Xia Lin haletait lourdement, les mains agrippées au tissu sur la poitrine de Su Bai.

« Attends une minute, attends une minute. Je veux regarder la vue nocturne. »

« On peut pas regarder la vue nocturne en même temps ? »

« J'aurais pas le cœur à ça, mes yeux seraient pleins de toi. Pff, chaque fois que je suis avec toi... j'ai la tête qui tourne. Je fais du sport normalement, alors pourquoi est-ce que je manque d'oxygène aux moments cruciaux ? » dit Xia Lin, à mi-chemin entre la plainte et la question.

Elle ne comprenait vraiment pas. Est-ce que l'intimité avec un garçon qu'on aime donnait naturellement le vertige ?

Elle n'y arrivait pas.

Xia Lin n'avait aucune expérience avec d'autres hommes ; toute son expérience venait de Su Bai. Du coup, elle ne pouvait qu'imaginer beaucoup de théories. Difficile de dire si c'était une vérité universelle ou une expérience unique due aux traits personnels de Su Bai.

Ne goûter qu'à un seul homme dans sa vie — c'avait été le rêve secret de Xia Lin depuis qu'elle avait une vague notion de l'amour. À l'époque, elle n'osait pas vraiment le dire tout haut parce que, dans les fameux cercles huppés, un tel rêve était en fait plutôt inaccessible. Après tout, les milieux fortunés vivaient à fond ; les mariages de façade où chacun joue son jeu étaient la norme.

Hypothétiquement, si son mari sortait dîner et boire avec d'autres femmes tandis qu'elle restait fidèle à l'amour pur, ça serait un peu dur à avaler, non !

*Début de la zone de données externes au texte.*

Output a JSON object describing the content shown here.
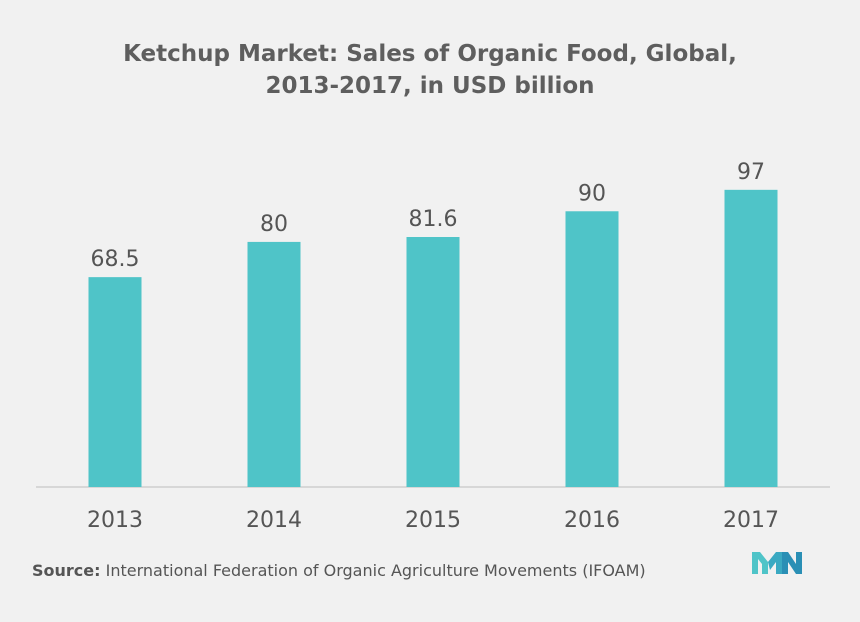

Pourtant maintenant... bon, Su Bai était aussi un grand playboy, mais il faisait en sorte que Xia Lin accepte volontiers de lui rester fidèle.

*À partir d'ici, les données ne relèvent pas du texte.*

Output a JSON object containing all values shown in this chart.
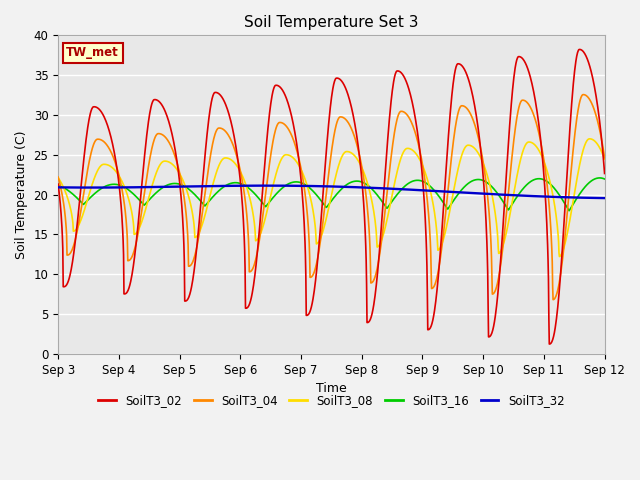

Après tout, c'était un homme suffisamment puissant. Sa prowess biologique faisait que Xia Lin se soumettait volontiers.

Pendant sa première année de master, elle avait enfin trouvé son Mr Right. C'était un peu tard par rapport à l'adolescence, mais peu importe ; Xia Lin avait tout le temps d'accompagner Su Bai pendant de nombreuses années.

À ses mots, Su Bai enlacea Xia Lin par derrière, et tous deux se dirigèrent vers la baie vitrée.

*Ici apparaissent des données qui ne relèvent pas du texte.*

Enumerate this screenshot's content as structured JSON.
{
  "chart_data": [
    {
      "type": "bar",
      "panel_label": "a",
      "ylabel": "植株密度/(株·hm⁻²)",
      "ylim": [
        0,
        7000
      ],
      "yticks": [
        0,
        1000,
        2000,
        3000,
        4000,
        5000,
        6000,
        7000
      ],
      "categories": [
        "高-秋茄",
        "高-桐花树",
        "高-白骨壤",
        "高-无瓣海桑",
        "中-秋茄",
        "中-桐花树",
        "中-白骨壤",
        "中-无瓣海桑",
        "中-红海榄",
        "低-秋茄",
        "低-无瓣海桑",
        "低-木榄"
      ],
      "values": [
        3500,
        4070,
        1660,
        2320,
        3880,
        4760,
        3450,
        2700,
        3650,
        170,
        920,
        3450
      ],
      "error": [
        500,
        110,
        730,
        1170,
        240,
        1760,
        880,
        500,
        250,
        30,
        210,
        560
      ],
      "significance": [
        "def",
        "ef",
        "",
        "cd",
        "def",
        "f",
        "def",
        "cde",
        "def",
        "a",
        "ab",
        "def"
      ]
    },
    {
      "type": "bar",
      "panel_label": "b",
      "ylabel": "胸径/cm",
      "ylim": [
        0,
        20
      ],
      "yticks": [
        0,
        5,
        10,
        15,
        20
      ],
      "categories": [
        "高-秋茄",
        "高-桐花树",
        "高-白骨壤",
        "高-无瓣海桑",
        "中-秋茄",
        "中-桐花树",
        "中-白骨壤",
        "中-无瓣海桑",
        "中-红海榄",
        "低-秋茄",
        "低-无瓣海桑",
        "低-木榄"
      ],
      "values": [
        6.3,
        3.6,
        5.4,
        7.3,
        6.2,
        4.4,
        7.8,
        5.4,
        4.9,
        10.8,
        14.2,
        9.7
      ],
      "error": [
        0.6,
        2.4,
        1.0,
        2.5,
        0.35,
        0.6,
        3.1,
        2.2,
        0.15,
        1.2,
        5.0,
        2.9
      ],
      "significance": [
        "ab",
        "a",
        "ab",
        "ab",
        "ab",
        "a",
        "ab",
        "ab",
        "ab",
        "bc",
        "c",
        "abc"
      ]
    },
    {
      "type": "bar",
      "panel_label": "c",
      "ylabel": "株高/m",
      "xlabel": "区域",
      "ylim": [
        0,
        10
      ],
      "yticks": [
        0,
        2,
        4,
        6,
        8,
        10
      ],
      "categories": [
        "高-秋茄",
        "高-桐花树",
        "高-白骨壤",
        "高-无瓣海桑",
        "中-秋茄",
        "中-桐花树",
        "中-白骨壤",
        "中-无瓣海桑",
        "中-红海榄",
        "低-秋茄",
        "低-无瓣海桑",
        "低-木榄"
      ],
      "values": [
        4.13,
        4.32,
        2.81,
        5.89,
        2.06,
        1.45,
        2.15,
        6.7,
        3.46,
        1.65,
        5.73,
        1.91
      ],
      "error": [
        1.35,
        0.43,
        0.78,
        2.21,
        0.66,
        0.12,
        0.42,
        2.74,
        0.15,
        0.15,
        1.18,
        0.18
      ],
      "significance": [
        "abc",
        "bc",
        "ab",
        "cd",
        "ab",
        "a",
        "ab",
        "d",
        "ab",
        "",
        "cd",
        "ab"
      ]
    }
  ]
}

Comme ça, Su Bai pouvait la tenir et poser son menton sur son épaule. Vu la taille de Su Bai, ça l'obligeait à baisser activement sa posture. Cependant, le faire occasionnellement était plutôt agréable, comme faire le gamin gâté avec une grande sœur fiable.

« Tu sais, j'adore vraiment regarder les vues nocturnes. Chaque fois que je vais dans une nouvelle ville, je dois réserver une chambre en étage élevé avec une belle vue pour admirer les lumières de la ville... Haha, c'est un passe-temps de fille riche. Je n'ose généralement pas le dire aux autres. Je me souviens, quand j'étais petite, je devais être en CE2 ? J'ai écrit une dissertation là-dessus, et par chance, le prof l'a choisie comme texte modèle pour la lire à toute la classe. Quelques camarades filles ont ragotté dans mon dos, disant que je me la pétait... Soupir, à l'époque, qu'est-ce que j'y connaissais au fait de me la péter ou pas ? »

Xia Lin parla d'un ton apaisé, évoquant ses souvenirs d'enfance.